Help me to solve the following Partial differential equation:
$\frac{\partial u}{\partial t}+u\frac{\partial u}{\partial x}=-ku, \;\;u(x,0)=2, \;\; k>0 \;\text{is a constant}\;\; \text{and} \;\; x \;\text{is real}$ Thanks!

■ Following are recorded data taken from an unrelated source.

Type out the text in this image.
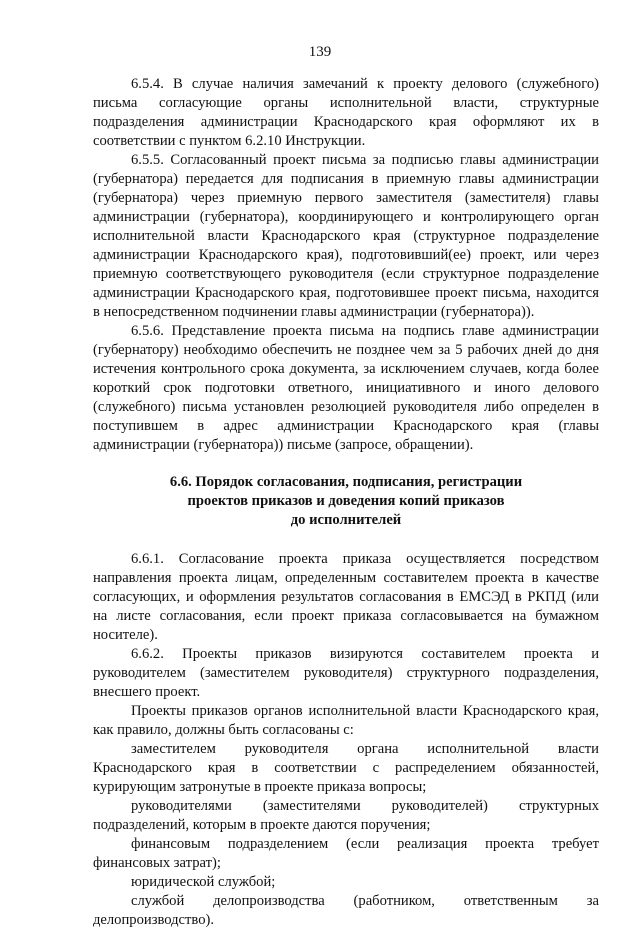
139

6.5.4. В случае наличия замечаний к проекту делового (служебного) письма согласующие органы исполнительной власти, структурные подразделения администрации Краснодарского края оформляют их в соответствии с пунктом 6.2.10 Инструкции.

6.5.5. Согласованный проект письма за подписью главы администрации (губернатора) передается для подписания в приемную главы администрации (губернатора) через приемную первого заместителя (заместителя) главы администрации (губернатора), координирующего и контролирующего орган исполнительной власти Краснодарского края (структурное подразделение администрации Краснодарского края), подготовивший(ее) проект, или через приемную соответствующего руководителя (если структурное подразделение администрации Краснодарского края, подготовившее проект письма, находится в непосредственном подчинении главы администрации (губернатора)).

6.5.6. Представление проекта письма на подпись главе администрации (губернатору) необходимо обеспечить не позднее чем за 5 рабочих дней до дня истечения контрольного срока документа, за исключением случаев, когда более короткий срок подготовки ответного, инициативного и иного делового (служебного) письма установлен резолюцией руководителя либо определен в поступившем в адрес администрации Краснодарского края (главы администрации (губернатора)) письме (запросе, обращении).

6.6. Порядок согласования, подписания, регистрации
проектов приказов и доведения копий приказов
до исполнителей

6.6.1. Согласование проекта приказа осуществляется посредством направления проекта лицам, определенным составителем проекта в качестве согласующих, и оформления результатов согласования в ЕМСЭД в РКПД (или на листе согласования, если проект приказа согласовывается на бумажном носителе).

6.6.2. Проекты приказов визируются составителем проекта и руководителем (заместителем руководителя) структурного подразделения, внесшего проект.

Проекты приказов органов исполнительной власти Краснодарского края, как правило, должны быть согласованы с:

заместителем руководителя органа исполнительной власти Краснодарского края в соответствии с распределением обязанностей, курирующим затронутые в проекте приказа вопросы;

руководителями (заместителями руководителей) структурных подразделений, которым в проекте даются поручения;

финансовым подразделением (если реализация проекта требует финансовых затрат);

юридической службой;

службой делопроизводства (работником, ответственным за делопроизводство).
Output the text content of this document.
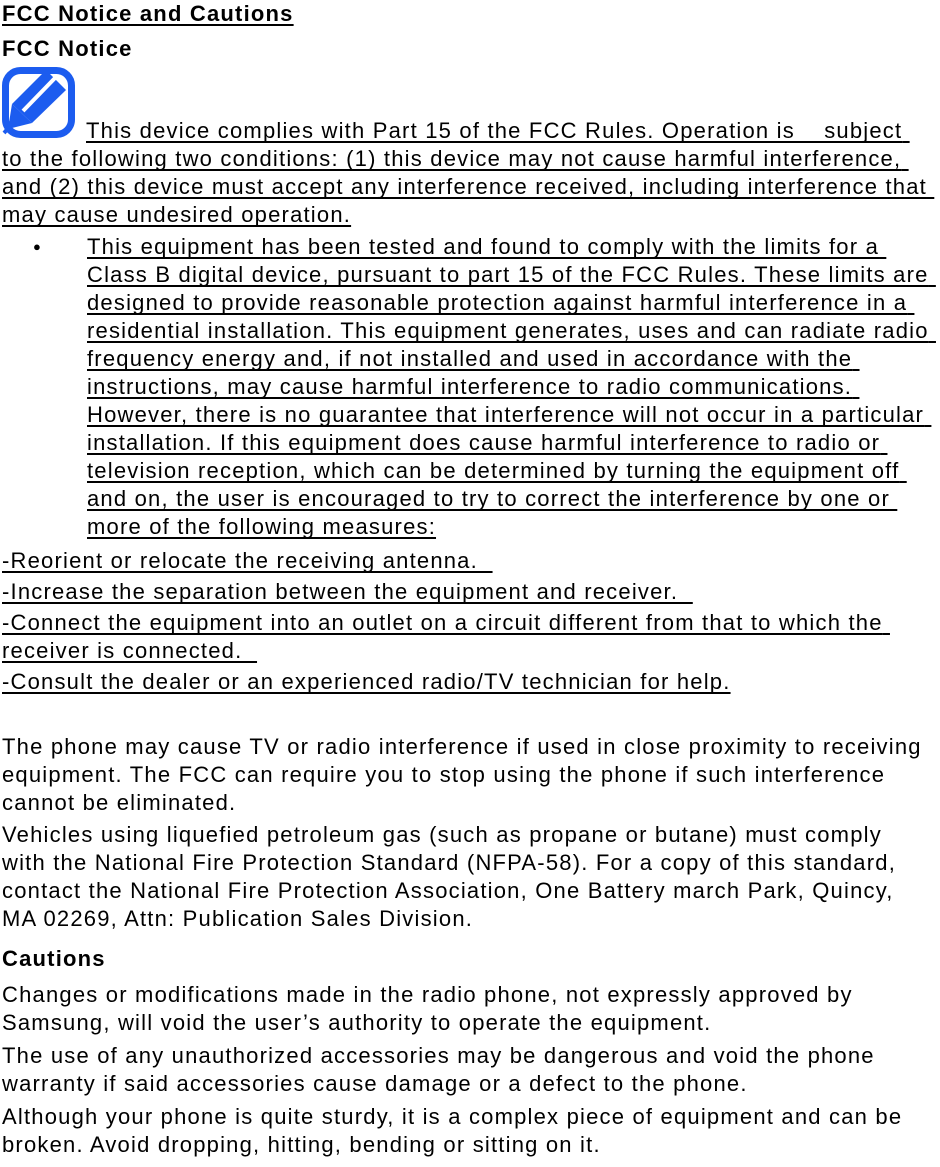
FCC Notice and Cautions
FCC Notice

This device complies with Part 15 of the FCC Rules. Operation is    subject to the following two conditions: (1) this device may not cause harmful interference, and (2) this device must accept any interference received, including interference that may cause undesired operation.

●	This equipment has been tested and found to comply with the limits for a Class B digital device, pursuant to part 15 of the FCC Rules. These limits are designed to provide reasonable protection against harmful interference in a residential installation. This equipment generates, uses and can radiate radio frequency energy and, if not installed and used in accordance with the instructions, may cause harmful interference to radio communications. However, there is no guarantee that interference will not occur in a particular installation. If this equipment does cause harmful interference to radio or television reception, which can be determined by turning the equipment off and on, the user is encouraged to try to correct the interference by one or more of the following measures:

-Reorient or relocate the receiving antenna.

-Increase the separation between the equipment and receiver.

-Connect the equipment into an outlet on a circuit different from that to which the receiver is connected.

-Consult the dealer or an experienced radio/TV technician for help.

The phone may cause TV or radio interference if used in close proximity to receiving equipment. The FCC can require you to stop using the phone if such interference cannot be eliminated.

Vehicles using liquefied petroleum gas (such as propane or butane) must comply with the National Fire Protection Standard (NFPA-58). For a copy of this standard, contact the National Fire Protection Association, One Battery march Park, Quincy, MA 02269, Attn: Publication Sales Division.

Cautions

Changes or modifications made in the radio phone, not expressly approved by Samsung, will void the user’s authority to operate the equipment.

The use of any unauthorized accessories may be dangerous and void the phone warranty if said accessories cause damage or a defect to the phone.

Although your phone is quite sturdy, it is a complex piece of equipment and can be broken. Avoid dropping, hitting, bending or sitting on it.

Let $\gamma_y(t)$ be the curve that solves the ordinary differential equation $ \frac{\mathrm{d}}{\mathrm{d}t}\gamma_y(t) = u(t,\gamma_y(t)) $ with initial condition $ \gamma_y(0) = y$
We have that $ \frac{\mathrm{d}}{\mathrm{d}t} u(t,\gamma_y(t)) = \frac{\partial}{\partial t} u(t,\gamma_y(t)) + u(t,\gamma_y(t)) \frac{\partial}{\partial x} u(t,\gamma_y(t)) = -k u(t,\gamma_y(t)) $ from the equation. So this means that
$ u(t,\gamma_y(t)) = u(0,\gamma_y(0)) e^{-k t} $
Plug this back into the equation for $\gamma$ we have
$ \frac{\mathrm{d}}{\mathrm{d}t} \gamma_y(t) = u(0,\gamma_y(0)) e^{-kt} = u(0,y) e^{-k t} $
so that
$ \gamma_y(t) = \gamma_y(0) - \frac{1}{k} u(0,y) e^{-k t} = y - \frac{1}{k} u(0,y) e^{-k t}$
So given a point $(t,x)$ we first solve for $y$ using the equation $ x = y - \frac{1}{k} u(0,y) e^{-k t} $ then we apply the equation that $ u(t,x) = u(t,\gamma_y(t)) = u(0,y) e^{-k t} $
For our specific case, using that $u(0,y) = 2$ by assumption, we have that $ x = y - \frac{2}{k} e^{-kt}$ or that $ y = x + \frac{2}{k} e^{-kt}$
Then we have that $ u(t,x) = u(t,\gamma_y(t)) = u(0,y)e^{-kt} = 2 e^{-kt} $
Remark: note that by the symmetry of the equation, given that the initial data does not depend on $x$, the solution also does not depend on $x$. So your PDE actually can be reduced to the ODE $\frac{\mathrm{d}}{\mathrm{d}t} u = - k u$ and the solution read off accordingly. But since you mentioned "method of characteristics" in the question title, I showed you how to solve the problem for any initial condition using said method.